YABANCI BASIN SORUYOR: “TÜRK BAHARI” MI?
Taksim’de başlayan olaylar yabancı basında da geniş yer buldu. İngiliz Guardian gazetesi, “Küçük bir park için yapılan mücadele rejim için bir acil durum, Türk Baharı için ise bir potansiyel oldu” yorumunu yaptı. Le Monde yayınladığı başyazısında olayların çıkmasını “iktidar sarhoşluğuna” bağladı.
SOSYAL MEDYA KAZANDI, GELENEKSEL MEDYA KAYBETTİ
Yaşanan olayların kazananı ise sosyal medya oldu. Tüm katılımcıların sosyal medyayı kullanarak haberleşmesi başta twitter olmak üzere paylaşım sitelerine olan ilgiyi arttırdı. Bu arada olayların ilk günlerinde yaşananları yansıtmayan ana akım medya ve televizyonlar da protesto edildi.
CUMHURBAŞKANI GÜL: “Demokrasi demek sadece seçim demek değildir”
Protestolarla ilgili olarak pazartesi günü bir açıklama yapan Cumhurbaşkanı Abdullah Gül de ''Herkes sağduyulu olmalı, kurallara uymalı. Demokrasi sadece seçim değildir, mesaj alınmıştır'' dedi. Türkiye'nin demokrasi yolunda olduğuna ve demokrasinin kurallarını çalıştıran bir ülke olduğuna vurgu yapan Gül, "Hukukun üstünlüğüne inanan bir ülke. Mahkemenin kararlarına üst mahkemelerde itiraz edilebildiği ve itiraz yollarının açık olduğu bir ülke. Dolayısıyla bütün bu kurallar batı demokrasilerindeki standartlar çerçevesinde olmaktadır. Önce bunun bilinmesini isterim tabiî ki," dedi. Cumhurbaşkanı Gül, sözlerini şöyle sürdürdü: "Bu çerçeve içerisinde 'demokrasiler' dediğimizde, demokrasilerle tabiki seçimlerle halkın iradesi ile her şey ortaya çıkar. Ama 'demokrasi' demek 'sadece seçim' demek de değildir.

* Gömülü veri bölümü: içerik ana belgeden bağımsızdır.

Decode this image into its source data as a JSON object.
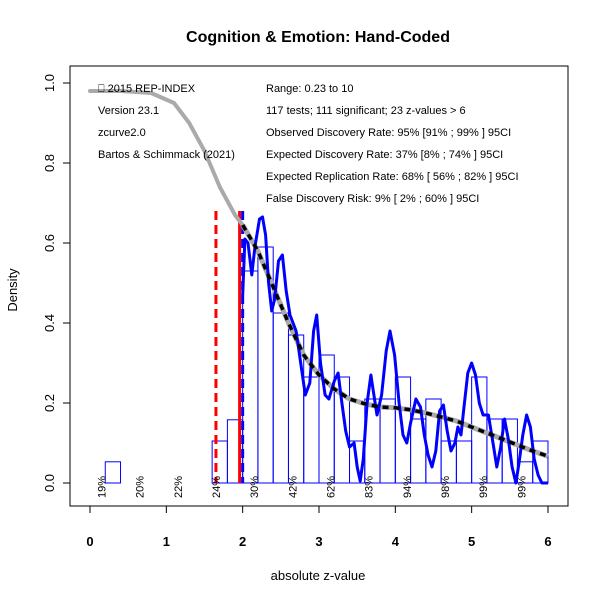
{
  "chart_data": {
    "type": "histogram",
    "title": "Cognition & Emotion: Hand-Coded",
    "xlabel": "absolute z-value",
    "ylabel": "Density",
    "xlim": [
      0,
      6
    ],
    "ylim": [
      0,
      1.0
    ],
    "x_ticks": [
      "0",
      "1",
      "2",
      "3",
      "4",
      "5",
      "6"
    ],
    "y_ticks": [
      "0.0",
      "0.2",
      "0.4",
      "0.6",
      "0.8",
      "1.0"
    ],
    "x_tick_values": [
      0,
      1,
      2,
      3,
      4,
      5,
      6
    ],
    "y_tick_values": [
      0,
      0.2,
      0.4,
      0.6,
      0.8,
      1.0
    ],
    "bin_width": 0.2,
    "bins": [
      {
        "x0": 0.2,
        "density": 0.053
      },
      {
        "x0": 0.4,
        "density": 0.0
      },
      {
        "x0": 0.6,
        "density": 0.0
      },
      {
        "x0": 0.8,
        "density": 0.0
      },
      {
        "x0": 1.0,
        "density": 0.0
      },
      {
        "x0": 1.2,
        "density": 0.0
      },
      {
        "x0": 1.4,
        "density": 0.0
      },
      {
        "x0": 1.6,
        "density": 0.105
      },
      {
        "x0": 1.8,
        "density": 0.158
      },
      {
        "x0": 2.0,
        "density": 0.53
      },
      {
        "x0": 2.2,
        "density": 0.59
      },
      {
        "x0": 2.4,
        "density": 0.425
      },
      {
        "x0": 2.6,
        "density": 0.37
      },
      {
        "x0": 2.8,
        "density": 0.265
      },
      {
        "x0": 3.0,
        "density": 0.32
      },
      {
        "x0": 3.2,
        "density": 0.265
      },
      {
        "x0": 3.4,
        "density": 0.105
      },
      {
        "x0": 3.6,
        "density": 0.21
      },
      {
        "x0": 3.8,
        "density": 0.21
      },
      {
        "x0": 4.0,
        "density": 0.265
      },
      {
        "x0": 4.2,
        "density": 0.16
      },
      {
        "x0": 4.4,
        "density": 0.21
      },
      {
        "x0": 4.6,
        "density": 0.105
      },
      {
        "x0": 4.8,
        "density": 0.105
      },
      {
        "x0": 5.0,
        "density": 0.265
      },
      {
        "x0": 5.2,
        "density": 0.16
      },
      {
        "x0": 5.4,
        "density": 0.16
      },
      {
        "x0": 5.6,
        "density": 0.053
      },
      {
        "x0": 5.8,
        "density": 0.105
      }
    ],
    "power_labels": [
      {
        "x": 0.15,
        "label": "19%"
      },
      {
        "x": 0.65,
        "label": "20%"
      },
      {
        "x": 1.15,
        "label": "22%"
      },
      {
        "x": 1.65,
        "label": "24%"
      },
      {
        "x": 2.15,
        "label": "30%"
      },
      {
        "x": 2.65,
        "label": "42%"
      },
      {
        "x": 3.15,
        "label": "62%"
      },
      {
        "x": 3.65,
        "label": "83%"
      },
      {
        "x": 4.15,
        "label": "94%"
      },
      {
        "x": 4.65,
        "label": "98%"
      },
      {
        "x": 5.15,
        "label": "99%"
      },
      {
        "x": 5.65,
        "label": "99%"
      }
    ],
    "vertical_lines": [
      {
        "x": 1.65,
        "style": "dashed",
        "color": "#ff0000"
      },
      {
        "x": 1.96,
        "style": "solid",
        "color": "#ff0000"
      },
      {
        "x": 2.0,
        "style": "dashed",
        "color": "#0000ff"
      }
    ],
    "model_curve_gray": [
      [
        0,
        0.98
      ],
      [
        0.4,
        0.98
      ],
      [
        0.8,
        0.975
      ],
      [
        1.1,
        0.95
      ],
      [
        1.3,
        0.9
      ],
      [
        1.5,
        0.83
      ],
      [
        1.7,
        0.74
      ],
      [
        1.9,
        0.67
      ],
      [
        2.0,
        0.645
      ]
    ],
    "model_curve_dashed": [
      [
        2.0,
        0.645
      ],
      [
        2.2,
        0.58
      ],
      [
        2.4,
        0.49
      ],
      [
        2.6,
        0.4
      ],
      [
        2.8,
        0.32
      ],
      [
        3.0,
        0.27
      ],
      [
        3.2,
        0.235
      ],
      [
        3.4,
        0.21
      ],
      [
        3.6,
        0.198
      ],
      [
        3.8,
        0.19
      ],
      [
        4.0,
        0.188
      ],
      [
        4.2,
        0.183
      ],
      [
        4.4,
        0.175
      ],
      [
        4.6,
        0.165
      ],
      [
        4.8,
        0.155
      ],
      [
        5.0,
        0.14
      ],
      [
        5.2,
        0.125
      ],
      [
        5.4,
        0.11
      ],
      [
        5.6,
        0.095
      ],
      [
        5.8,
        0.08
      ],
      [
        6.0,
        0.067
      ]
    ],
    "density_curve": [
      [
        2.0,
        0.47
      ],
      [
        2.03,
        0.61
      ],
      [
        2.07,
        0.6
      ],
      [
        2.12,
        0.52
      ],
      [
        2.16,
        0.59
      ],
      [
        2.22,
        0.66
      ],
      [
        2.26,
        0.665
      ],
      [
        2.3,
        0.62
      ],
      [
        2.34,
        0.5
      ],
      [
        2.38,
        0.43
      ],
      [
        2.42,
        0.46
      ],
      [
        2.47,
        0.555
      ],
      [
        2.52,
        0.57
      ],
      [
        2.57,
        0.48
      ],
      [
        2.62,
        0.42
      ],
      [
        2.7,
        0.38
      ],
      [
        2.76,
        0.3
      ],
      [
        2.82,
        0.22
      ],
      [
        2.88,
        0.25
      ],
      [
        2.93,
        0.38
      ],
      [
        2.97,
        0.42
      ],
      [
        3.02,
        0.3
      ],
      [
        3.08,
        0.22
      ],
      [
        3.13,
        0.21
      ],
      [
        3.2,
        0.255
      ],
      [
        3.25,
        0.275
      ],
      [
        3.3,
        0.2
      ],
      [
        3.35,
        0.13
      ],
      [
        3.4,
        0.09
      ],
      [
        3.46,
        0.1
      ],
      [
        3.5,
        0.04
      ],
      [
        3.54,
        0.005
      ],
      [
        3.58,
        0.06
      ],
      [
        3.63,
        0.2
      ],
      [
        3.68,
        0.27
      ],
      [
        3.72,
        0.22
      ],
      [
        3.76,
        0.17
      ],
      [
        3.82,
        0.22
      ],
      [
        3.88,
        0.33
      ],
      [
        3.93,
        0.38
      ],
      [
        3.99,
        0.32
      ],
      [
        4.05,
        0.2
      ],
      [
        4.1,
        0.12
      ],
      [
        4.15,
        0.1
      ],
      [
        4.2,
        0.15
      ],
      [
        4.27,
        0.21
      ],
      [
        4.33,
        0.19
      ],
      [
        4.38,
        0.12
      ],
      [
        4.43,
        0.07
      ],
      [
        4.48,
        0.04
      ],
      [
        4.53,
        0.08
      ],
      [
        4.58,
        0.18
      ],
      [
        4.63,
        0.195
      ],
      [
        4.68,
        0.13
      ],
      [
        4.73,
        0.08
      ],
      [
        4.78,
        0.1
      ],
      [
        4.82,
        0.14
      ],
      [
        4.86,
        0.12
      ],
      [
        4.9,
        0.19
      ],
      [
        4.95,
        0.275
      ],
      [
        5.0,
        0.3
      ],
      [
        5.05,
        0.27
      ],
      [
        5.1,
        0.2
      ],
      [
        5.15,
        0.17
      ],
      [
        5.22,
        0.17
      ],
      [
        5.28,
        0.1
      ],
      [
        5.33,
        0.04
      ],
      [
        5.38,
        0.09
      ],
      [
        5.43,
        0.16
      ],
      [
        5.48,
        0.11
      ],
      [
        5.53,
        0.04
      ],
      [
        5.58,
        0.0
      ],
      [
        5.62,
        0.05
      ],
      [
        5.67,
        0.12
      ],
      [
        5.72,
        0.17
      ],
      [
        5.77,
        0.14
      ],
      [
        5.82,
        0.06
      ],
      [
        5.87,
        0.02
      ],
      [
        5.92,
        0.0
      ],
      [
        5.97,
        0.0
      ],
      [
        6.0,
        0.0
      ]
    ]
  },
  "annotations_left": [
    "⎕ 2015 REP-INDEX",
    "Version 23.1",
    "zcurve2.0",
    "Bartos & Schimmack (2021)"
  ],
  "annotations_right": [
    "Range: 0.23 to 10",
    "117 tests; 111 significant; 23 z-values > 6",
    "Observed Discovery Rate: 95% [91% ; 99% ] 95CI",
    "Expected Discovery Rate: 37% [8% ; 74% ] 95CI",
    "Expected Replication Rate: 68% [ 56% ; 82% ] 95CI",
    "False Discovery Risk: 9% [ 2% ; 60% ] 95CI"
  ],
  "colors": {
    "bars": "#0000ff",
    "density_curve": "#0000ff",
    "gray_curve": "#aaaaaa",
    "model_dashed": "#000000",
    "critical_lines": "#ff0000",
    "axes": "#000000"
  }
}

BAŞBAKAN ERDOĞAN : “Yüzde 50’yi evlerinde zor tutuyoruz”
Gezi Parkı’nda yaşanan olaylarla ilgili olarak ilk yaptığı açıklama ''Ne yaparsanız yapın. Orası için karar verdik. Yapacağız,” diyen Başbakan Tayyip Erdoğan, sonrasında polisin biber gazı kullanımı da eleştirdi.
Pazar günü Fatih Altaylı ile bir söyleşi gerçekleştiren Başbakan Erdoğan, "Ben açıklamamda polisin biber gazıyla yanlış yaptığını belirttim. Diyelim ki polis minimal müdahale etti orada. Polis çıktıktan sonra ne yaptılar? Polis araç gereçlerini yaktılar" diyerek, kitle psikolojisinde bazen azınlığın çoğunluğu alıp götürebildiğini belirtti.
Olayların sosyal medyadaki yansımalarına da değinen Başbakan " Twitter denilen bir bela var. Burada abartı, ne derseniz hepsi var. Bu sosyal medya denilen şey şu anda toplumların baş belasıdır," dedi.
Pazartesi günü yurt dışına hareket etmeden de açıklamalarda bulunan Başbakan Erdoğan, Şu anda evlerinde bizim zorla tuttuğumuz bu ülkenin en az yüzde 50’si var. Biz onlara ‘aman sabırlı olun sakın bu oyunlara gelmeyin’ diyoruz” diye konuştu.
BAŞBAKAN YARDIMCISI ARINÇ: “Çevre duyarlılığı nedeniyle şiddet görenlerden özür dilerim”
Erdoğan’ın yurt dışı gezisi sırasında Başbakanlığa vekalet eden Bülent Arınç da, Salı günü düzenlediği basın toplantısında "O ilk olayda çevre duyarlılığıyla hareket edenlere karşı yapılan aşırı şiddet gösterisi yanlıştır o insanlarımızdan özür diliyorum. Ama sokaklarda tahribat yapanlara özür borcumuz olduğunu düşünmüyorum," dedi. Arınç, konuşamasında “Yaşam tarzları bizim için son derece değerlidir, önemlidir. Yaşam tarzı nedeniyle ağır baskı yaşamış bir kadro olarak kendi yaşadıklarımızı başkalarına yaşatmamak için büyük bir gayretin içinde olduk. Biz bize oy vermeyen vatandaşlarımızı anlamaya çalıştık. Toplumla inatlaşacak bir anlayışın içinde olmadık, olamayız,” sözlerine de yer verdi.